-
Notifications
You must be signed in to change notification settings - Fork 80
Description
🚀 Feature
Support for subclasses of StreamingDataset which yield a different number of samples compared to the original dataset.
Motivation
There are cases where the user might want to subclass StreamingDataset to create a dataset which yields a different number of samples compared to the default implementation. For example in #552, I read samples with variable length and queue them. Once the total length is long enough, I pop from the queue and yield until the total length is not long enough, in which case I load next sample. Another example could be skipping some samples, e.g. if they have bad quality.
While the example in #552 works at first glance, it actually breaks key features because the internal sample counters are increased for each sample yielded, regardless of how many items were actually read from the dataset. For example in StreamingDataLoader:
litData/src/litdata/streaming/dataloader.py
Line 664 in 6ceef3e
| self._num_samples_yielded_streaming += self.batch_size |
Or in ParallelStreamingDataset:
litData/src/litdata/streaming/parallel.py
Line 349 in 6ceef3e
| self._num_samples_yielded[i] = 1 if _reset else self._num_samples_yielded[i] + 1 |
This naturally messes up state saving and loading as the internal dataset is resumed at an offset which does not match the number of samples actually read from the dataset.
Another issue is poor support for overriding __len__. Users should be allowed to update __len__ to return the new number of samples the dataset yields, or at the very least to raise TypeError("... has no len()") if the new length cannot be calculated without iterating over the dataset. But this currently breaks features because len(self) is called on multiple occasions in StreamingDataset and is assumed to return the actual number of items in the dataset.
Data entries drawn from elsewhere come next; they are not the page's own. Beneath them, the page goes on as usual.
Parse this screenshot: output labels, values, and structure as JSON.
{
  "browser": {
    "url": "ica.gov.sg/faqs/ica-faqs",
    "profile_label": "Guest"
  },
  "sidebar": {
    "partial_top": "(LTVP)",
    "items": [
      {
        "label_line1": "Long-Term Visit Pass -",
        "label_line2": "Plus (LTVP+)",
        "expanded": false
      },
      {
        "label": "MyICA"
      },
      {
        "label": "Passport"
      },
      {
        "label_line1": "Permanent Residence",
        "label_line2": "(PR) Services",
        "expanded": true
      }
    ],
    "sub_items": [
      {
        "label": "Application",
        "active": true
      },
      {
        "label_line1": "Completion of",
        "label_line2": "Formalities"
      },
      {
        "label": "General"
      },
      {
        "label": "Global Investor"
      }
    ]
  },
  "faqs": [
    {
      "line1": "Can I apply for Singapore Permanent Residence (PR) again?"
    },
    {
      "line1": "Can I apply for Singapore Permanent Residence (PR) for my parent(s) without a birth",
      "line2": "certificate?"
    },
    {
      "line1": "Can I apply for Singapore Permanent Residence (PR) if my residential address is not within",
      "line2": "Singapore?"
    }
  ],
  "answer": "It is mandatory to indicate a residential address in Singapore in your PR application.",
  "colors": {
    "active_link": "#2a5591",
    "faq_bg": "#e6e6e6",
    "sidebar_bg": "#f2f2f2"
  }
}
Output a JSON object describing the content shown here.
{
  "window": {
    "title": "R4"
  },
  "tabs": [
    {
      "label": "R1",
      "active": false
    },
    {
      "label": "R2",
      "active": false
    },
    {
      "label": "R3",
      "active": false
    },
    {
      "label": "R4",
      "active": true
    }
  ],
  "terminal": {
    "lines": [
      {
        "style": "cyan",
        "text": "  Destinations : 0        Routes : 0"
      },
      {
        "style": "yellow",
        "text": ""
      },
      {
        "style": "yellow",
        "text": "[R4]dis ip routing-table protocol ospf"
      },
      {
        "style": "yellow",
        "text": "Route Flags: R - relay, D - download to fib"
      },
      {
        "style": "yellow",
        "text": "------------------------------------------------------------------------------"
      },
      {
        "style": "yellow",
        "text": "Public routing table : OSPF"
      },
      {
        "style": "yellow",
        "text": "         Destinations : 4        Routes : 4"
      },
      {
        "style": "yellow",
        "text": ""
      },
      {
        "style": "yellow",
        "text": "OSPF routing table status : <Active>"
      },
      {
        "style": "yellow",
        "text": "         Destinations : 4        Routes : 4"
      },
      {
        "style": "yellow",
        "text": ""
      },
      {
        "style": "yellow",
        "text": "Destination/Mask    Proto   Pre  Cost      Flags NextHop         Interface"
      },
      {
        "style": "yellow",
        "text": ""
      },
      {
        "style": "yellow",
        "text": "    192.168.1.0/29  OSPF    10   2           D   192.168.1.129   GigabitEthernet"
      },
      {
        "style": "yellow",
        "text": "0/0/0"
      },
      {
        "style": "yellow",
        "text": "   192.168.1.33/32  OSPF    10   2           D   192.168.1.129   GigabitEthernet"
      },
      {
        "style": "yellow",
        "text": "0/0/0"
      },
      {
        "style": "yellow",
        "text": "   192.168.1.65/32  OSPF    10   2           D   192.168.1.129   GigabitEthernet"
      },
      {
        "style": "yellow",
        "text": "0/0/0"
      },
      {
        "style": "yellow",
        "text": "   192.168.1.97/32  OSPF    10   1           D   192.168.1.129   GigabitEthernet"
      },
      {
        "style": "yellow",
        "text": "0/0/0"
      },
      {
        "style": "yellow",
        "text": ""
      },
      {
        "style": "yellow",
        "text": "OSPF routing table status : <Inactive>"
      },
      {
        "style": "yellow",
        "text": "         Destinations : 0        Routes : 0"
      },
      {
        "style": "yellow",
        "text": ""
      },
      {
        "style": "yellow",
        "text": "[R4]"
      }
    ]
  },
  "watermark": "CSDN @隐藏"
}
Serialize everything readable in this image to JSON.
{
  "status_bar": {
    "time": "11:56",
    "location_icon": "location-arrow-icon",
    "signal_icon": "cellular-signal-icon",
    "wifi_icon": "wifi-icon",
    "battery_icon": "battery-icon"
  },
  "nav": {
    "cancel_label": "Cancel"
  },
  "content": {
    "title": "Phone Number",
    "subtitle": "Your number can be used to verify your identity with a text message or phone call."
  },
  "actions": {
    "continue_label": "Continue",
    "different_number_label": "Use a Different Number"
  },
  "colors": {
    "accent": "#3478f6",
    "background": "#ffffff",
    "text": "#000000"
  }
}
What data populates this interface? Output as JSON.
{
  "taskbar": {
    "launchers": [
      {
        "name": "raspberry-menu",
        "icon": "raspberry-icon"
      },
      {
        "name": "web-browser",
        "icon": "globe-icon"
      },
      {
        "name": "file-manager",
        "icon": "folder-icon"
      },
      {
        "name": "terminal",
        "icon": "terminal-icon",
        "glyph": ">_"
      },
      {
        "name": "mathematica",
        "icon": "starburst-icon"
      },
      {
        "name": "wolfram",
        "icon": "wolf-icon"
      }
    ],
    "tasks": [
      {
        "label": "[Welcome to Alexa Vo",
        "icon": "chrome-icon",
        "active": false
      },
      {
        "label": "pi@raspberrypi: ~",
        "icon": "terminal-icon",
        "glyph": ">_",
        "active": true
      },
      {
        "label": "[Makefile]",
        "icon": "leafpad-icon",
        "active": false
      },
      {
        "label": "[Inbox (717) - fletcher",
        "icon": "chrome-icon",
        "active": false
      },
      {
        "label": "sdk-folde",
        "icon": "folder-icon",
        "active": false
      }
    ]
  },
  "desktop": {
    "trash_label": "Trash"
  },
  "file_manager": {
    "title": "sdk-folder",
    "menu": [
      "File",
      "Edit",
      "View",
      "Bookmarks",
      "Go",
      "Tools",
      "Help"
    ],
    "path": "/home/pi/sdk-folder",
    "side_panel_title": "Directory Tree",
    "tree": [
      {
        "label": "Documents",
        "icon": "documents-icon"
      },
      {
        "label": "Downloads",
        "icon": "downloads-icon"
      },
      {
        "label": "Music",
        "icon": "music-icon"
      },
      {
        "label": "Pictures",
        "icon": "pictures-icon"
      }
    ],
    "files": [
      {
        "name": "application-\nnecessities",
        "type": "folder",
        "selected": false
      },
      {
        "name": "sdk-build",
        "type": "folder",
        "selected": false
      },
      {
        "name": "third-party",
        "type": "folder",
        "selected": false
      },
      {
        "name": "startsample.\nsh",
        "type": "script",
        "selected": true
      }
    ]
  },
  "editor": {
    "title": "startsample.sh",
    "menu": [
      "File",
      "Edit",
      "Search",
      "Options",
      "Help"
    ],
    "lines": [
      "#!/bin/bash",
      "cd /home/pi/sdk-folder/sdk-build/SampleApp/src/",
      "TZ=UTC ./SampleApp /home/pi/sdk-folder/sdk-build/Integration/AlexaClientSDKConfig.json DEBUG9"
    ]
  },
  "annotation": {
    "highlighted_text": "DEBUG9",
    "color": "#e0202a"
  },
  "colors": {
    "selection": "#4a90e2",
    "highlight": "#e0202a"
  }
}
For example:
litData/src/litdata/streaming/dataset.py
Lines 651 to 654 in 6ceef3e
| if state["num_samples_yielded"] > len(self): | |
| raise ValueError( | |
| "The provided `num_samples_yielded` state is greater than the dataset length. " | |
| f"Found `{state['num_samples_yielded']}` instead of `{len(self)}`." |
Pitch
I have not totally thought this through but one option could be to instruct users to overwrite a different method from __next__ à la transform. This method would have the same logic as __next__ but users wouldn't have to worry about updating internal counters. We would then call this user-defined method inside __next__ and pass the correct sample counter updates to StreamingDataLoader. Kind of how we handle the updates to pass to StreamingDataLoader for CombinedStreamingDataset and ParallelStreamingDataset.
This could become a fairly big enterprise so maybe there is a smarter solution.